You’re absolutely right, Douglas. Theron’s performance is an underrated tour de force. I, too, was surprised to find myself admiring this film. Patton Oswald’s Matt, the deeply scarred victim of a misplaced hate crime, is also a brilliant bit of casting.
DOUGLAS REESE
Did not expect to be watching such a depressing and raw film. Something about the way the lead character of the film is written (and performed by a fearless Charlize Theron) throughout moments of the film – the awareness of her use of analogies as a writer, for example – makes her ring as a very possible autobiographical cipher for screenwriter Diablo Cody. Whether this is true or not doesn’t change the fact that Young Adult is a painfully truthful and intelligently cynical drama that really pierces the day-to-day life and thought processes of a woman falling into a deep spiral of depression.
Charlize Theron’s performance is, in a word, electrifying. You can say her Oscar-winning role in Monster was a tour-de-force and her career-best, but no matter how strong and effective she was there – it has nothing on what she manages to do here. Without prosthetics and without a true person to really identify off of (except, possibly, Cody) – Theron has to craft this character with as much venom as she possibly can. Creating a mean-spirited, hyper-bitch of bitchdom and somehow still make her feel thoroughly sympathetic and real in the end. Theron doesn’t create some out-of-this-world villain of one-dimensional cruelness; she’s a human being whose brain is swimming in circles of approaching self-destruction. It’s absolutely hurtful to watch her.

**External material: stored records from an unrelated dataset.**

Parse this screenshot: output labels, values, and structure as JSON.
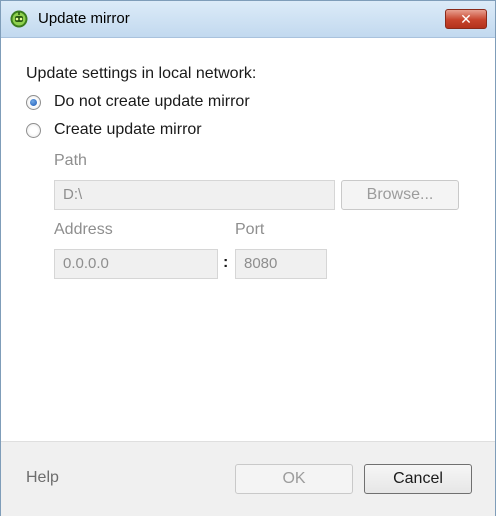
{
  "window": {
    "title": "Update mirror",
    "close_symbol": "✕",
    "app_icon": "eset-robot-icon"
  },
  "main": {
    "heading": "Update settings in local network:",
    "options": [
      {
        "label": "Do not create update mirror",
        "checked": true
      },
      {
        "label": "Create update mirror",
        "checked": false
      }
    ],
    "path_label": "Path",
    "path_value": "D:\\",
    "browse_label": "Browse...",
    "address_label": "Address",
    "address_value": "0.0.0.0",
    "port_label": "Port",
    "port_value": "8080",
    "separator": ":"
  },
  "footer": {
    "help_label": "Help",
    "ok_label": "OK",
    "cancel_label": "Cancel"
  },
  "colors": {
    "titlebar": "#c2d9ef",
    "close": "#c7432c",
    "disabled_text": "#8e8e8e"
  }
}
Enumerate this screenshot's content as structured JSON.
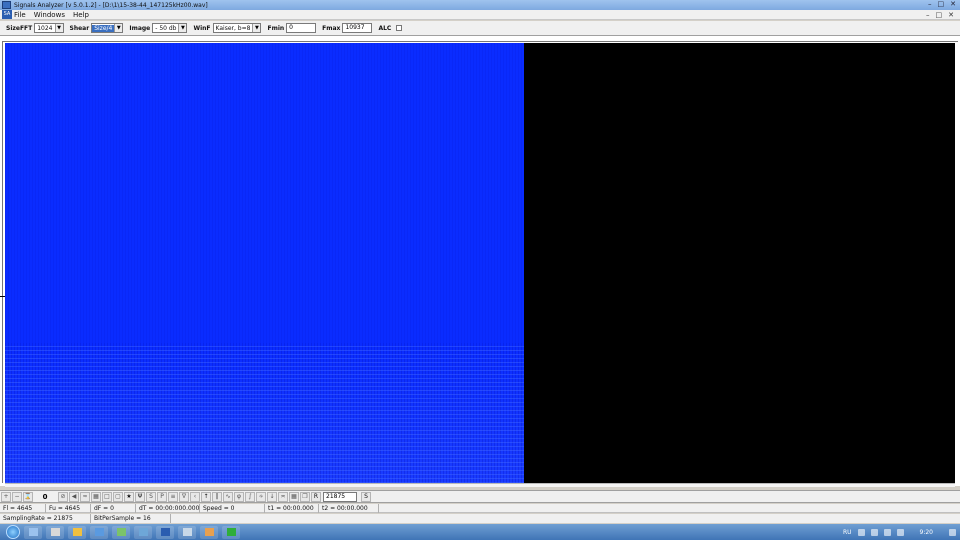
{
  "window": {
    "title": "Signals Analyzer [v 5.0.1.2] - [D:\\1\\15-38-44_147125kHz00.wav]"
  },
  "menu": {
    "items": [
      "File",
      "Windows",
      "Help"
    ]
  },
  "toolbar": {
    "sizefft_label": "SizeFFT",
    "sizefft_value": "1024",
    "shear_label": "Shear",
    "shear_value": "Size/4",
    "image_label": "Image",
    "image_value": "- 50 db",
    "winf_label": "WinF",
    "winf_value": "Kaiser, b=8",
    "fmin_label": "Fmin",
    "fmin_value": "0",
    "fmax_label": "Fmax",
    "fmax_value": "10937",
    "alc_label": "ALC"
  },
  "bottom_bar": {
    "counter": "0",
    "r_label": "R",
    "r_value": "21875",
    "s_label": "S"
  },
  "status": {
    "fl": "Fl = 4645",
    "fu": "Fu = 4645",
    "df": "dF = 0",
    "dt": "dT = 00:00:000.000",
    "speed": "Speed = 0",
    "t1": "t1 = 00:00.000",
    "t2": "t2 = 00:00.000",
    "sampling_rate": "SamplingRate = 21875",
    "bits": "BitPerSample = 16"
  },
  "taskbar": {
    "lang": "RU",
    "time": "9:20"
  },
  "colors": {
    "spectrogram": "#0a2cff",
    "background": "#000000",
    "taskbar": "#3f74b6"
  }
}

Young Adult seems like it’d be predictable where it would head, but it isn’t – and that’s a refreshing resolution (as much as it’s ultimately cold and saddening)… but where the film ends up is simply, to put it bluntly, authentic. Young Adult is not only one of the very best films of the year, it has Theron giving one of the very best leading actress performances I’ve recently had the pleasure of seeing.